El desarrollo tecnológico, que se produce en los comienzos del siglo XX, permite, por la creciente concentración de recursos de todo tipo, estimular el progresivo poderío de los países centrales. Esta nueva realidad, que creció aceleradamente, va a brindar la oportunidad para que la comunicación se convierta en un fuerte aliado para estimular la necesaria confianza para poder diseñar la sociedad y la vida de la gente.
A partir de esa época, la producción en masa se convierte en una realidad. Al racionalismo industrial aplicado por Frederick W. Taylor a la organización de los trabajadores para la producción en masa, le siguió el sueño cumplido de Henry Ford de producir “un auto para la gran multitud”, con una técnica que requería planificación y sincronización. Entre 1921 y 1929 habían logrado duplicar su producción y concentrar el 44 por ciento de la producción mundial. El éxito económico y las ofertas de trabajo tuvieron más repercusión que la reacción a los efectos que la aplicación de esa tecnología producía en los obreros que trabajaban bajo ese sistema.

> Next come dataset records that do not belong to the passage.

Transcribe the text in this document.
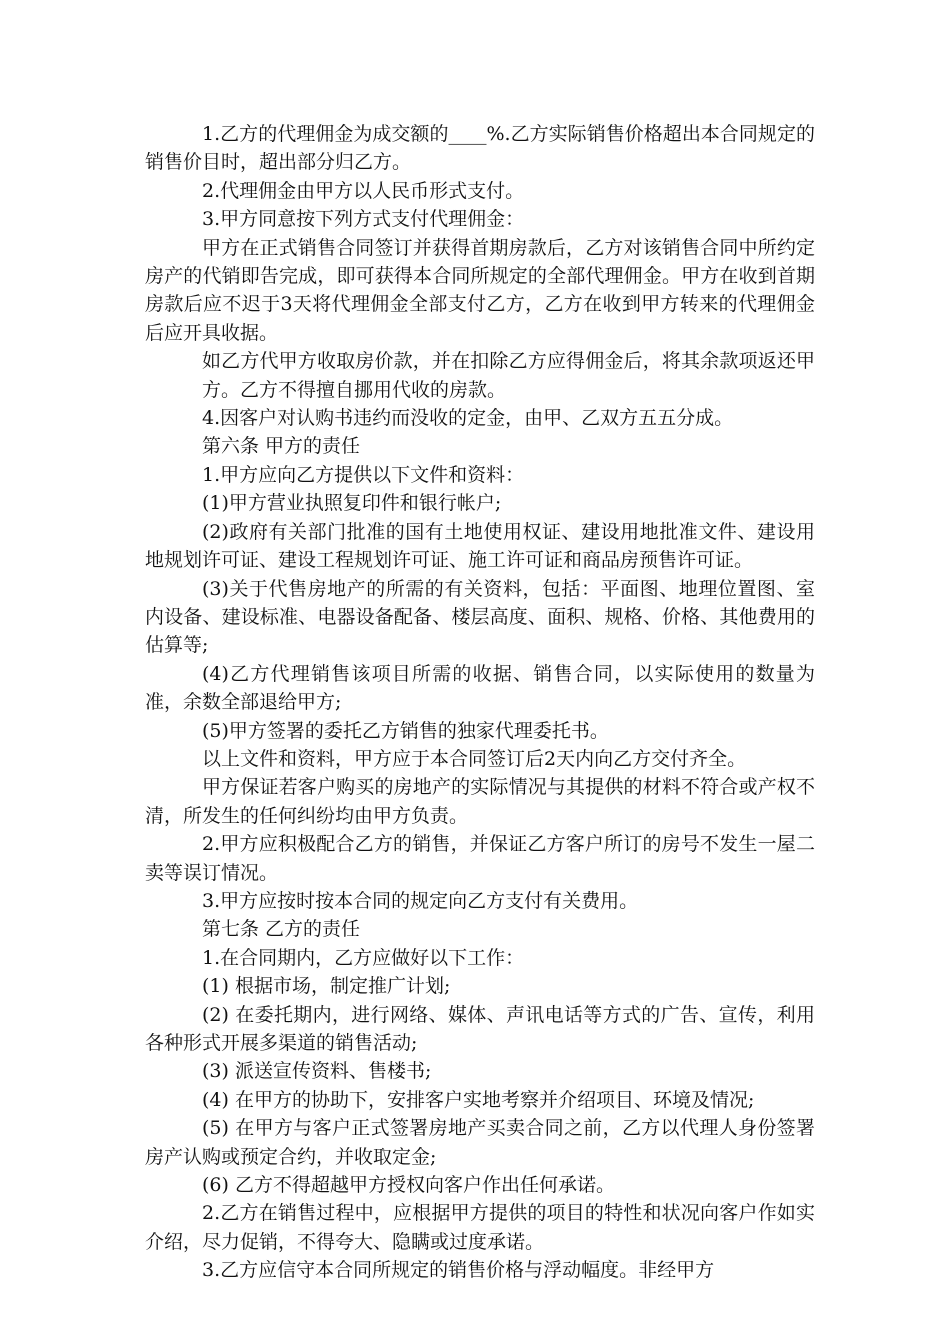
1.乙方的代理佣金为成交额的____%.乙方实际销售价格超出本合同规定的销售价目时，超出部分归乙方。

2.代理佣金由甲方以人民币形式支付。

3.甲方同意按下列方式支付代理佣金：

甲方在正式销售合同签订并获得首期房款后，乙方对该销售合同中所约定房产的代销即告完成，即可获得本合同所规定的全部代理佣金。甲方在收到首期房款后应不迟于3天将代理佣金全部支付乙方，乙方在收到甲方转来的代理佣金后应开具收据。

如乙方代甲方收取房价款，并在扣除乙方应得佣金后，将其余款项返还甲方。乙方不得擅自挪用代收的房款。

4.因客户对认购书违约而没收的定金，由甲、乙双方五五分成。

第六条 甲方的责任

1.甲方应向乙方提供以下文件和资料：

(1)甲方营业执照复印件和银行帐户;

(2)政府有关部门批准的国有土地使用权证、建设用地批准文件、建设用地规划许可证、建设工程规划许可证、施工许可证和商品房预售许可证。

(3)关于代售房地产的所需的有关资料，包括：平面图、地理位置图、室内设备、建设标准、电器设备配备、楼层高度、面积、规格、价格、其他费用的估算等;

(4)乙方代理销售该项目所需的收据、销售合同，以实际使用的数量为准，余数全部退给甲方;

(5)甲方签署的委托乙方销售的独家代理委托书。

以上文件和资料，甲方应于本合同签订后2天内向乙方交付齐全。

甲方保证若客户购买的房地产的实际情况与其提供的材料不符合或产权不清，所发生的任何纠纷均由甲方负责。

2.甲方应积极配合乙方的销售，并保证乙方客户所订的房号不发生一屋二卖等误订情况。

3.甲方应按时按本合同的规定向乙方支付有关费用。

第七条 乙方的责任

1.在合同期内，乙方应做好以下工作：

(1) 根据市场，制定推广计划;

(2) 在委托期内，进行网络、媒体、声讯电话等方式的广告、宣传，利用各种形式开展多渠道的销售活动;

(3) 派送宣传资料、售楼书;

(4) 在甲方的协助下，安排客户实地考察并介绍项目、环境及情况;

(5) 在甲方与客户正式签署房地产买卖合同之前，乙方以代理人身份签署房产认购或预定合约，并收取定金;

(6) 乙方不得超越甲方授权向客户作出任何承诺。

2.乙方在销售过程中，应根据甲方提供的项目的特性和状况向客户作如实介绍，尽力促销，不得夸大、隐瞒或过度承诺。

3.乙方应信守本合同所规定的销售价格与浮动幅度。非经甲方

Economistas y dirigentes políticos creían que se iniciaba una nueva era para el capitalismo, libre de las bruscas crisis cíclicas que solían azotarlo. Esta confianza se tradujo en la compra masiva de acciones de las empresas industriales. Los capitales de todo el mundo fluían hacia la Bolsa de Valores de Nueva York. La compra casi desenfrenada de acciones entre 1927 y 1929 creció un 89 por ciento. Sin embargo, la producción industrial sólo había crecido un 13 por ciento. Las acciones estaban muy por encima del crecimiento real de las empresas. Este fue uno de los factores que preanunciaron la crisis que desembocó en la estrepitosa caída de la Bolsa de Wall Street y la Gran Depresión de la economía estadounidense. Casi un 25 por ciento de los obreros industriales habían perdido sus trabajos y los salarios se habían depreciado alrededor de un 60 por ciento.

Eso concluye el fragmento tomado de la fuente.